This study focuses on quadrilingual speakers from Portuguese-speaking African countries, and adopts a lexical decision task based on the Affect Misattribution Procedure (AMP) to examine the processing characteristics of negative emotional representation in Portuguese and Chinese. The main research purposes are: (1) to clarify the cross-linguistic universality of the processing difference between affirmative and negative expressions in emotional representation; (2) to verify the moderating effect of language proficiency on the effect of negative emotional representation; (3) to reveal the interaction effect of language type, prime polarity and target valence on the processing of negative emotional representation [2].

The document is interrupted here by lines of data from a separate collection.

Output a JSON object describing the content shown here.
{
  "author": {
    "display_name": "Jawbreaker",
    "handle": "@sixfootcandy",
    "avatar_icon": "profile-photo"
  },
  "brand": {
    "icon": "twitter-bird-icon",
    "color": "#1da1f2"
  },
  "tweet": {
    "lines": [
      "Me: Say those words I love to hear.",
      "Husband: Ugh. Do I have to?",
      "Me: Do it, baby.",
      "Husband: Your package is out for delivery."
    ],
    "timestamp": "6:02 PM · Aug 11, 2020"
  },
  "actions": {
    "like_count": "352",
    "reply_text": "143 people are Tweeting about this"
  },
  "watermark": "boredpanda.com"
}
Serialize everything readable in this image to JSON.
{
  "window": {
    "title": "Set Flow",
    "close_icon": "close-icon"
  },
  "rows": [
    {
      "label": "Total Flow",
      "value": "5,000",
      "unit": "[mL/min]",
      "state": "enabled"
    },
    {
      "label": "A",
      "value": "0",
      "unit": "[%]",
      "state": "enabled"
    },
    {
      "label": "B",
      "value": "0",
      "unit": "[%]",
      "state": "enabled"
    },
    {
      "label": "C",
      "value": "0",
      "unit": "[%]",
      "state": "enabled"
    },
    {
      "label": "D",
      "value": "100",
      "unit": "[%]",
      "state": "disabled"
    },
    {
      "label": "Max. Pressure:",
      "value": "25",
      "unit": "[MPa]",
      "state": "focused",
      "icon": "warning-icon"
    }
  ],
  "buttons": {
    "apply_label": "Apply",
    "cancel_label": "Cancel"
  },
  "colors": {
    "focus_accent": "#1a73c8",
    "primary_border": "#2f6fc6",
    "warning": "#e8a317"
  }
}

2. Core Concepts and Theoretical Foundations

2.1. Core Concept Definition

Negation processing: In this study, it refers to the cognitive process in which individuals suppress the semantic activation of the original affirmative proposition after receiving negative linguistic markers, and complete the construction of negative proposition meaning, accompanied by the activation of cognitive inhibition mechanism and priority allocation of attentional resources [3].

Emotional representation of negation: It refers to the phenomenon that negative linguistic markers activate negative emotional valence in the cognitive process, and produce a consistency effect with the emotional valence of subsequent target stimuli, which is manifested as the processing advantage of negative priming on negative emotional target words [4].

Cross-linguistic negation processing difference: It refers to the difference in the intensity and processing path of the negative emotional representation effect among different language types, which is mainly affected by language typology and individual language proficiency.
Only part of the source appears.